Family offices in the Asia-Pacific region are leading the way in deploying more capital into public equity and increasing direct investing, according to a recent survey.
In Asia-Pacific, 68% of family offices reported increased allocation into public equity – the highest percent relative to other regions, finds Citi Private Bank’s global family office group’s 2024 Family Office Survey, which received a record number of respondents this year, making it the most global and comprehensive survey of its kind, with 21% of respondents from Asia-Pacific.
Family offices in the region, the survey reveals, are positive on the outlook for global developed equities (48%), direct private equity (49%) and private equity funds (48%).
As well, direct investing activity was highest in Asia-Pacific, with 69% of respondents reporting increased and significantly increased activity.
There is an interest by family offices, the survey details, in a broad range of activities across the merger and acquisition spectrum – strategic acquisitions (20%), joint ventures (23%), divestitures (9%) and mergers (14%).
In addition, 63% of respondents expect their portfolios to increase by 10% or more in the coming year, the highest percent relative to other regions.
Focus areas, challenges
Family offices in Asia-Pacific, the survey shares, are leading in best practices like separating the family office from the family business (75%) and having a leadership succession plan (51%).
And 74% of respondents say they are well or very well prepared for leadership transitions.
Cost (45%) and regulatory compliance (48%) are seen as the main challenges for family offices in Asia-Pacific, which may be because the family office industry is relatively new and developing rapidly in the region. There is also more outsourcing to external service providers in the region.
As well, there is a shift in family office portfolio allocations. Public equities and fixed income saw their weightings rise from 22% to 28% and 16% to 18%, respectively. Private equity also dipped from 22% to 17%, which may have been accentuated by valuations taking longer to adjust upward compared with those of public equities.
Global themes
Away from the Asia-Pacific region, family offices globally, the survey points out, are putting their cash to work by making significant portfolio shifts from liquid resources to fixed income, public and private equity.
And there is continued optimism among family offices around the outlook for portfolio performance over the next 12 months, with 97% of respondents expecting positive returns.
The future path of interest rates is the top concern followed by geopolitical issues – such as US-China relations and the conflict in the Middle East.
Family offices are growing their portfolio exposure to artificial intelligence – which likely contributed to strong returns over the last year. However, the adoption of this technology into family office operations is lagging.
Asset preservation and preparing the next generation for future responsibilities, the survey notes, are families’ top concerns. Meeting family members’ expectations is regarded as family offices’ top challenge.

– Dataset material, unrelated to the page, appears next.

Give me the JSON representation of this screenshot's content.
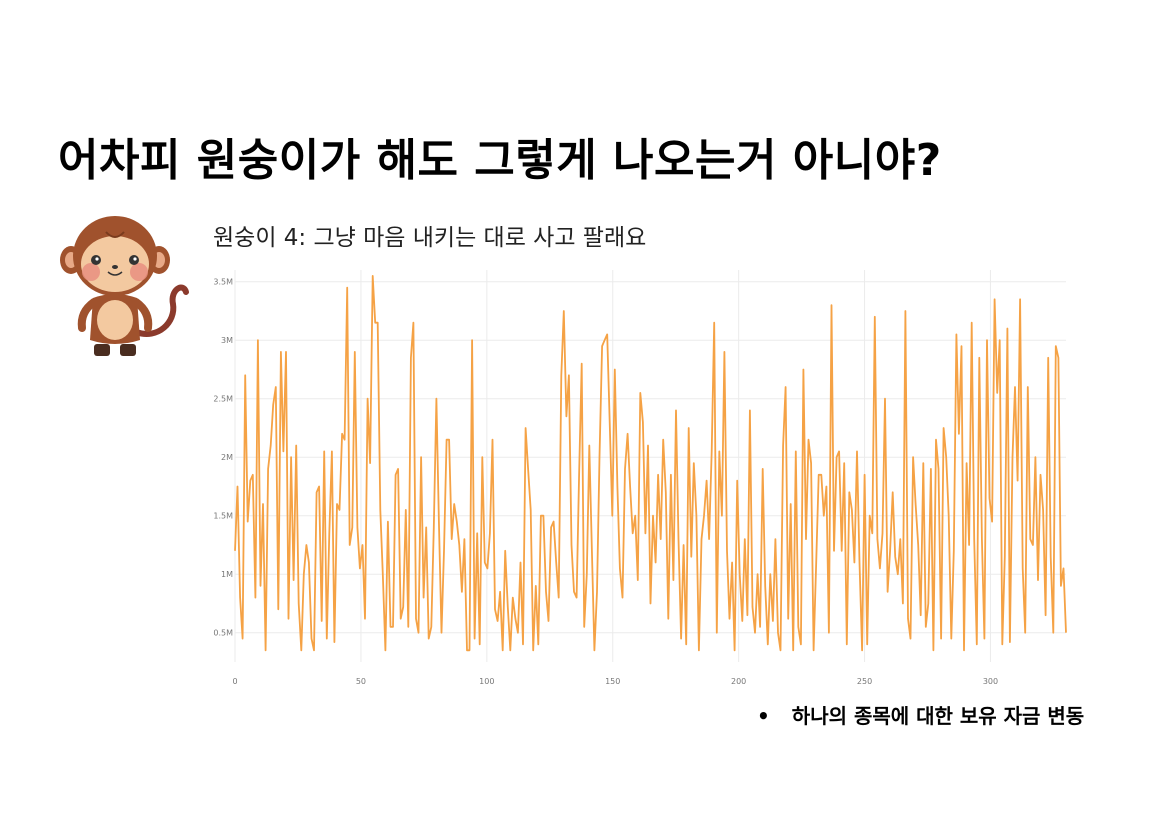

“Our family office clients are increasingly becoming more global as they seek to create and preserve wealth amid new market challenges and opportunities,” says Ida Liu, head of Citi Private Bank. “As interest rates evolve and geopolitical challenges persist, ultra-high-net-worth investors and their families are putting cash to work and shifting their portfolios towards public and private equity. Family offices are focused on the future as they navigate evolving markets worldwide.”